こうなったら踊るっきゃねえ。
玄関で立ち尽くした私は決意した。
そうと決まれば善は急げだ。パンプスを乱雑に脱ぎ捨て、両手にスーパーの袋を持ったまま猛然と冷蔵庫へ突っ込むとささっと野菜やら肉やらを手早くしまい、やっぱり気になって玄関に戻りパンプスをそろえて並べ、そのままぐるんと身をひるがえし勢いよくリビングへと飛び込む。つるつる滑るフローリングに摩擦力でブレーキをかけて止まると、すっ、とポーズを決める。ダンスを始める前の待機ポーズだ。もちろんダンスなど習ったことはないので、これはなんちゃってそれっぽいポーズである。なんだかずいぶん優美な形になってしまった。まあいいか。
上げた右手を勢いよく撫で切るイメージで振り下ろす。体をひねり、回り、足を軽快にたんたんたんと鳴らす。あとはもう全部適当に、体が思うままに、おまかせで。
ベランダの窓から差し込む夕日がまぶしい。きゅっと目をつむり、そのまま踊り続ける。マンションの一室で狂ったように踊っている人間がいるなどとは、きっと外にいる誰もが思いもしないに違いない。いや、階下の住人だけは気づいているかも。不在にしていてくれたらいいんだけど、と思いながら、延々踊る。今の私は誰のためでもない、自分のためだけの私だ。
「あははっ」
息切れの混じった笑い声がこぼれた。
おかしな動きになっているだろう。きっと目も当てられないほどにひどい。でも、楽しかった。ずっと腹の奥で凝り固まっていたなにかがほぐれて溶けていくような感覚がして、驚くほどに清々しくて、気持ちがよかった。
ひとしきり踊って、体力が尽きたところで、私はようやく動きを止めた。へろへろと床に座り込む。
さすがに疲れた。もう動けない。
「はあ……」
結んだ髪を雑に解く。日はどんどん沈んでいって、気づけば窓の外にはわずかに残照があるばかり。ぼんやりと眺めながら、電気もつけないまま、暗い部屋の中で黙って瞬きを繰り返す。なんだか冷えてきた。荒い息が落ち着いて凪いでいくのを聞きながら、ソファーにもたれかかる。少しずつ重たくなるまぶたに抗わず、ついに完全に閉じようとしたそのとき、ぱっと床の上で四角い明かりが灯った。
一瞬だけ夢から覚めたように意識がはっきりする。床に放りだした鞄から滑り出たらしいスマートフォンが、煌々と真っ白な光を放っている。ホーム画面には通知が一件。
『踊りませんか』
幼なじみからのメッセージだった。
たった一言、それだけで意図を把握する。すなわち――『憂さ晴らしに遊びに行かない?』、だ。
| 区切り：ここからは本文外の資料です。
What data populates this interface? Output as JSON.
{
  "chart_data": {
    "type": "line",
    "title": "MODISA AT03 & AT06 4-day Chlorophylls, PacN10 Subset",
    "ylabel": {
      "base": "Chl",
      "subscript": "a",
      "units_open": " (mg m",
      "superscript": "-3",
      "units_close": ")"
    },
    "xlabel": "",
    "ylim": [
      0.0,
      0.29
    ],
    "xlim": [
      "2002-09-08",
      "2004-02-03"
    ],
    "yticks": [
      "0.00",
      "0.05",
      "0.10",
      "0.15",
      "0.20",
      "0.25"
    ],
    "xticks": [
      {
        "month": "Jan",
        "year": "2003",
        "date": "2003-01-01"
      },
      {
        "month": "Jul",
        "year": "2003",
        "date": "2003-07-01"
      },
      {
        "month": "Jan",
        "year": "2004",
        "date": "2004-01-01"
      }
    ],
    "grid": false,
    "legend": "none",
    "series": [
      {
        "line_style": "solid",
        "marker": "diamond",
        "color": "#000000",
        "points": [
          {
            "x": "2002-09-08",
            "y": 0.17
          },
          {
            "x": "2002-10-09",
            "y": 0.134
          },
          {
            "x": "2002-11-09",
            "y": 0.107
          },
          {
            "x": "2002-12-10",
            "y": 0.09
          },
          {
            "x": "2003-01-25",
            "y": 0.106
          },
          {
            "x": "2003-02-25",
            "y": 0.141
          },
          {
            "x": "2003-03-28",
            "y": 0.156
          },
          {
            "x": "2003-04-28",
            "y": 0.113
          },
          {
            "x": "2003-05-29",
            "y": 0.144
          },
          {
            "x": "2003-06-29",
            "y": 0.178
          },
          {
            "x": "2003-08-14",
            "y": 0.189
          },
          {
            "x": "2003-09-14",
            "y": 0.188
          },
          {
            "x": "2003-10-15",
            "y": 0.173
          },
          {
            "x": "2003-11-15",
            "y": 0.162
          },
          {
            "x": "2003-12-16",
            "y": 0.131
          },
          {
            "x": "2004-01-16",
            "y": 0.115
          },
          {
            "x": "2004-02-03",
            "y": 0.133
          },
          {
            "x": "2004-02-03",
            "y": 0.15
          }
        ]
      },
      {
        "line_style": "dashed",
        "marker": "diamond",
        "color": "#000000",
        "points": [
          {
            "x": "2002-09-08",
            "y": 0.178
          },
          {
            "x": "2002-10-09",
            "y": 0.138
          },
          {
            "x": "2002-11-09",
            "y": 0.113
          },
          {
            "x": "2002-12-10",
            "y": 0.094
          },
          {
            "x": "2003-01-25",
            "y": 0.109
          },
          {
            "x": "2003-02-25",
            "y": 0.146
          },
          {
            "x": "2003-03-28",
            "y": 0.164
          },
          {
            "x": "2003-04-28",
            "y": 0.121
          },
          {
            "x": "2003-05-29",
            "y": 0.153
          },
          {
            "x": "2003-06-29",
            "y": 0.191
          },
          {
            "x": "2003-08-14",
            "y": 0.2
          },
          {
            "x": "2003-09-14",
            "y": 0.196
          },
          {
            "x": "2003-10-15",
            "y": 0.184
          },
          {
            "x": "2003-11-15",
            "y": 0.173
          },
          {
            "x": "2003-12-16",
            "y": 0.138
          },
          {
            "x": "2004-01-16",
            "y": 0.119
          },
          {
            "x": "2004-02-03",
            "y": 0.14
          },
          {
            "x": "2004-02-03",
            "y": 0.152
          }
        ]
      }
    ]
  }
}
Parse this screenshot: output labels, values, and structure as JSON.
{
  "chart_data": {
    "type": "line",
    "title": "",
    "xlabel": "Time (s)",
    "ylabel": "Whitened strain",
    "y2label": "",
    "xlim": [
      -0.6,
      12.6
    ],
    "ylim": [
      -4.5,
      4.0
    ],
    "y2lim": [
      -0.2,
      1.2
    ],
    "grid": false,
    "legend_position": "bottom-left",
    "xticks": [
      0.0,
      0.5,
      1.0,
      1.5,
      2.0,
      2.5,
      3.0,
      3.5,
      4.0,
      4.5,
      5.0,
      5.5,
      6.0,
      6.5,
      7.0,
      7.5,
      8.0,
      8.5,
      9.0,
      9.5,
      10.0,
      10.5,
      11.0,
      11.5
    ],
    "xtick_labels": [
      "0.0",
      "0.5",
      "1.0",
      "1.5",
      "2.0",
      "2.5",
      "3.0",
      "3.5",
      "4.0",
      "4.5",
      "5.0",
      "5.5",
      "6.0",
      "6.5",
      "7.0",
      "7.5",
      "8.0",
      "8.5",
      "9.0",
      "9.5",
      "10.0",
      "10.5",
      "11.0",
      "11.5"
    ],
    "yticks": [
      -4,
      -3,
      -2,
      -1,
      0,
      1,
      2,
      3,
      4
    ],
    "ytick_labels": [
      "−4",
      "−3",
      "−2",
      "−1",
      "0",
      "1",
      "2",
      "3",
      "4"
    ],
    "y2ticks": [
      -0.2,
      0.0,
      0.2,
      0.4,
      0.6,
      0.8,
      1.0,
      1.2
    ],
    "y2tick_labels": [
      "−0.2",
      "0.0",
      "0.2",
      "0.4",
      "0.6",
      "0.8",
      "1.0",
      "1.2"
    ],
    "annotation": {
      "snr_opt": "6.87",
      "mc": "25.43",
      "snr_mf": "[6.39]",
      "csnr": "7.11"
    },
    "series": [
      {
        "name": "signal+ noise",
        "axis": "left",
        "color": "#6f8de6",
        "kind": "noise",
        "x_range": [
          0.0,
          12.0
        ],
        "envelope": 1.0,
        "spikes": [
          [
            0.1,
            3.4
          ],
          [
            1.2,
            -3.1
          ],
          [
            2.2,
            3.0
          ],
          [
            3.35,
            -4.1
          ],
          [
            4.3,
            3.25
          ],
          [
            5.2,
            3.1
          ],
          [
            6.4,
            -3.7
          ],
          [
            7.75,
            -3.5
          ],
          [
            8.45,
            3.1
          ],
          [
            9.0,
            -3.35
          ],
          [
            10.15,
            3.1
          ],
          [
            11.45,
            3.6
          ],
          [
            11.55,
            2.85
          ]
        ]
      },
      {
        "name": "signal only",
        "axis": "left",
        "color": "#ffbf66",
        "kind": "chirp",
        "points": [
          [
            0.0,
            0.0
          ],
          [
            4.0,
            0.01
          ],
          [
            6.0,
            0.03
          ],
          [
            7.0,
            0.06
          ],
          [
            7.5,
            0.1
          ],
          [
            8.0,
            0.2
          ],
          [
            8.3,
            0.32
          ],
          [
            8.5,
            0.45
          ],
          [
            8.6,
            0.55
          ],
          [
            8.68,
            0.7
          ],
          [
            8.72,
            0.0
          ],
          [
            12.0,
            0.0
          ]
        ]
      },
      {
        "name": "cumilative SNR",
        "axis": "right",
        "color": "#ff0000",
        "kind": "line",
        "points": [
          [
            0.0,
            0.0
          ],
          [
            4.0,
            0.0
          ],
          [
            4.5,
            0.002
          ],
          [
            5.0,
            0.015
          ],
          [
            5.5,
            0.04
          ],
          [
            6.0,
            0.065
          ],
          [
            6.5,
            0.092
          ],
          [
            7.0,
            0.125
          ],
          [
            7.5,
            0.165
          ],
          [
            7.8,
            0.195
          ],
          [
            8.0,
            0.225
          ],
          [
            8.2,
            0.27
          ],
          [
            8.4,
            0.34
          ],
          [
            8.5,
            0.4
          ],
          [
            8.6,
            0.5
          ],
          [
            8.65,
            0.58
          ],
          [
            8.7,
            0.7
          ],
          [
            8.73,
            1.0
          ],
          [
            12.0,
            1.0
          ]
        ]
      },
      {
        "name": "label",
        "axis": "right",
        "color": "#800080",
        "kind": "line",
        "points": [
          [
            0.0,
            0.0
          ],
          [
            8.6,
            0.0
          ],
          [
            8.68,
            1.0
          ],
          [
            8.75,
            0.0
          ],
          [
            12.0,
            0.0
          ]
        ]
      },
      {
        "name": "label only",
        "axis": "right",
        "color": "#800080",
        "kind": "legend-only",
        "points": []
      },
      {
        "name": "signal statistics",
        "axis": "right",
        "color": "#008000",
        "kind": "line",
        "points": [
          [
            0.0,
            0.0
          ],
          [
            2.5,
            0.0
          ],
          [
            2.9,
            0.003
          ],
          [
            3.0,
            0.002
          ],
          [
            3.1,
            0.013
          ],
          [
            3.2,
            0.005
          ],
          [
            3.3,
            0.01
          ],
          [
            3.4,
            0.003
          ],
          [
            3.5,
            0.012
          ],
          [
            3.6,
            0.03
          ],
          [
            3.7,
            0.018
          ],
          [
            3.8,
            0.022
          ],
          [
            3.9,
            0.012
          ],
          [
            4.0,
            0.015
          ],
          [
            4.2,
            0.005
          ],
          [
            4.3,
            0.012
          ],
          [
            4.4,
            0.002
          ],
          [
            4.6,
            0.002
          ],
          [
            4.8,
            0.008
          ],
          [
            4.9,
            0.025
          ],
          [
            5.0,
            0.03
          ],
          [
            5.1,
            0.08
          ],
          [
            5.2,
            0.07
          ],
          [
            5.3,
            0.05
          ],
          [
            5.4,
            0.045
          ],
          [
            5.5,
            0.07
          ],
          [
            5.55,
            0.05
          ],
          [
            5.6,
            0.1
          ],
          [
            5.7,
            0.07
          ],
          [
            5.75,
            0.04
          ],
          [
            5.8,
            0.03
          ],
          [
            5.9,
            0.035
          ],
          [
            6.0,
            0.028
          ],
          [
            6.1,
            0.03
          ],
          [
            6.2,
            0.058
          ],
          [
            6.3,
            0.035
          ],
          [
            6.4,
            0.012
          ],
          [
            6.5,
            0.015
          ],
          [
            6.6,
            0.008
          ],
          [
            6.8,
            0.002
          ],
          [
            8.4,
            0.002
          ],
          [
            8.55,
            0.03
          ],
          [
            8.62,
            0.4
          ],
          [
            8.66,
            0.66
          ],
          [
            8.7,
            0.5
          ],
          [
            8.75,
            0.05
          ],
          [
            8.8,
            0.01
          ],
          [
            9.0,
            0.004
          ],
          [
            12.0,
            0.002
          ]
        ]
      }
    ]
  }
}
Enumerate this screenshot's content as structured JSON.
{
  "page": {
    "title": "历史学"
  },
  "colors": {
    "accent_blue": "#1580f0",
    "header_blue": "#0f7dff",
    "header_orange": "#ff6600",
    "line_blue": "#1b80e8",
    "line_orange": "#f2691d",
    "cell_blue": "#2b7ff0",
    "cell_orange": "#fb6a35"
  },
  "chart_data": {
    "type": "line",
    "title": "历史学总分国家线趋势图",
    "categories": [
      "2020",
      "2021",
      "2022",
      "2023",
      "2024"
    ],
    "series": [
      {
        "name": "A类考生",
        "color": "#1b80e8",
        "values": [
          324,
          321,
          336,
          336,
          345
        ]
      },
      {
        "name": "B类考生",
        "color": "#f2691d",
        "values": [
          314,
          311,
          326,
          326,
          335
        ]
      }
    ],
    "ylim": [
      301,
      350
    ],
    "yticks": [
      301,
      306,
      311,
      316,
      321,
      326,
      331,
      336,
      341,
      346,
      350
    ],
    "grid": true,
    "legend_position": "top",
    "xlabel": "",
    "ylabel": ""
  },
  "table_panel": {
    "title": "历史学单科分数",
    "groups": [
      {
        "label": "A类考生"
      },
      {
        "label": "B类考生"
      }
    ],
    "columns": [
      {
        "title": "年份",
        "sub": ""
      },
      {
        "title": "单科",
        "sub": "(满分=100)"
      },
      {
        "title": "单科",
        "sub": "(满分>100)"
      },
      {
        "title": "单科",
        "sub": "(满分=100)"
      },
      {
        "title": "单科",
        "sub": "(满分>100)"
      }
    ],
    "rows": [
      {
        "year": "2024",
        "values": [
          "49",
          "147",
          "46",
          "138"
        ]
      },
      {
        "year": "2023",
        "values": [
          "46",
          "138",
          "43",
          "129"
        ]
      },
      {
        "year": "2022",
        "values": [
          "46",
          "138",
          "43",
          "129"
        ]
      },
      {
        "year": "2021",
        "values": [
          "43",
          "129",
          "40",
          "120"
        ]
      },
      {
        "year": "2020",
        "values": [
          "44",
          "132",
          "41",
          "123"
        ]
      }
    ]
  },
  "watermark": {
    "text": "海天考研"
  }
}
ちょうどいい。思わずにま、と笑みが浮かんだ。なんてタイミングがいいのか。
返事をしようとのたのた床を這うようにしてスマートフォンに手を伸ばす。けど辿り着く前に膝から力が抜け、無様に突っ伏した。想像以上に体力を消耗していたらしい。運動不足かそれとも歳というものか、あるいはどちらもか。とてつもない疲労感。
――返事は休んだあとでもいっか。
放置されたスマートフォンが、急速に明かりを落とし暗くなる。部屋はまた一段と濃くなった闇に沈み、私は今度こそ黙って重たいまぶたをゆっくりと閉じた。